Reliance on Unconventional Gas is No Good for Climate, Says Scientist Tom Wigley

A partial shift from coal to unconventional gas on a worldwide scale will continue to accelerate climate change for a significant amount of time, according to Tom Wigley of the National Center for Atmospheric Research (NCAR). An increased reliance on gas would eventually reverse the warming trend but would only decelerate climate change by a few tenths of a degree. According to Wigley’s findings, that miniscule change will only feasibly occur sometime between 2050 and 2140, depending on the severity of fugitive methane from gas drilling, processing, and transport operations. 
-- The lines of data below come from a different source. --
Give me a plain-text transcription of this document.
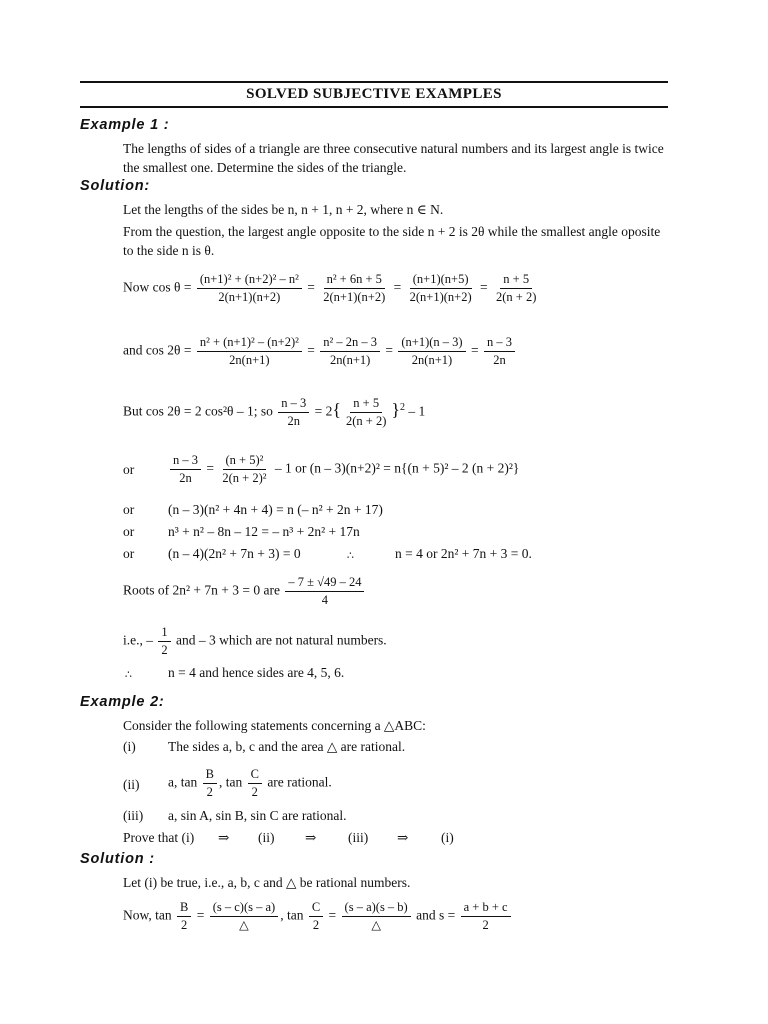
SOLVED SUBJECTIVE EXAMPLES
Example 1 :
The lengths of sides of a triangle are three consecutive natural numbers and its largest angle is twice the smallest one. Determine the sides of the triangle.
Solution:
Let the lengths of the sides be n, n + 1, n + 2, where n ∈ N.
From the question, the largest angle opposite to the side n + 2 is 2θ while the smallest angle oposite to the side n is θ.
Now $\cos \theta = \frac{\text{(n+1)² + (n+2)² – n²}}{2(n+1)(n+2)} = \frac{\text{n² + 6n + 5}}{2(n+1)(n+2)} = \frac{(n+1)(n+5)}{2(n+1)(n+2)} = \frac{n + 5}{2(n + 2)}$
and $\cos 2\theta = \frac{\text{n² + (n+1)² – (n+2)²}}{2n(n+1)} = \frac{\text{n² – 2n – 3}}{2n(n+1)} = \frac{(n+1)(n - 3)}{2n(n+1)} = \frac{n - 3}{2n}$
But cos 2θ = 2 cos²θ – 1; so $\frac{n - 3}{2n} = 2\{ \frac{n + 5}{2(n + 2)} \}^2 - 1$
or	$\frac{n - 3}{2n} = \frac{\text{(n + 5)²}}{\text{2(n + 2)²}} - 1$ or (n – 3)(n+2)² = n{(n + 5)² – 2 (n + 2)²}
or	(n – 3)(n² + 4n + 4) = n (– n² + 2n + 17)
or	n³ + n² – 8n – 12 = – n³ + 2n² + 17n
or	(n – 4)(2n² + 7n + 3) = 0	∴	n = 4 or 2n² + 7n + 3 = 0.
Roots of 2n² + 7n + 3 = 0 are $\frac{- 7 \pm √49 - 24}{4}$
i.e., – $\frac{1}{2}$ and – 3 which are not natural numbers.
∴	n = 4 and hence sides are 4, 5, 6.
Example 2:
Consider the following statements concerning a △ABC:
(i) The sides a, b, c and the area △ are rational.
(ii) a, $\tan \frac{B}{2}$ , $\tan \frac{C}{2}$ are rational.
(iii) a, sin A, sin B, sin C are rational.
Prove that (i) ⇒ (ii) ⇒ (iii) ⇒ (i)
Solution :
Let (i) be true, i.e., a, b, c and △ be rational numbers.
Now, $\tan \frac{B}{2} = \frac{(s - c)(s - a)}{\triangle}$ , $\tan \frac{C}{2} = \frac{(s - a)(s - b)}{\triangle}$ and $s = \frac{a + b + c}{2}$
Tom Wrigley, senior research associate at NCAR, is due to publish these findings next month in the peer-reviewed journal Climatic Change Letters. The journal recently received significant attention on this topic after publishing the striking findings of Professors Robert Howarth and Anthony Ingraffea. The Cornell University scientists performed a lifecycle analysis of the major fossil fuels to discover that unconventional gas offers little to no climate advantage over coal. 


The hotly contested findings sent a shock wave through the gas industry and environmental community alike, challenging the notion that the continent’s vast reserves of unconventional gas could or should serve as an alternative, interim fuel during the switch to a low-carbon economy. Wigley’s findings also pose a significant challenge to this assumption.
 
“Relying more on natural gas would reduce emissions of carbon dioxide, but it would do little to help solve the climate problem,” Wigley told Science Daily. “It would be many decades before it would slow down global warming at all, and even then it would just be making a difference around the edges.”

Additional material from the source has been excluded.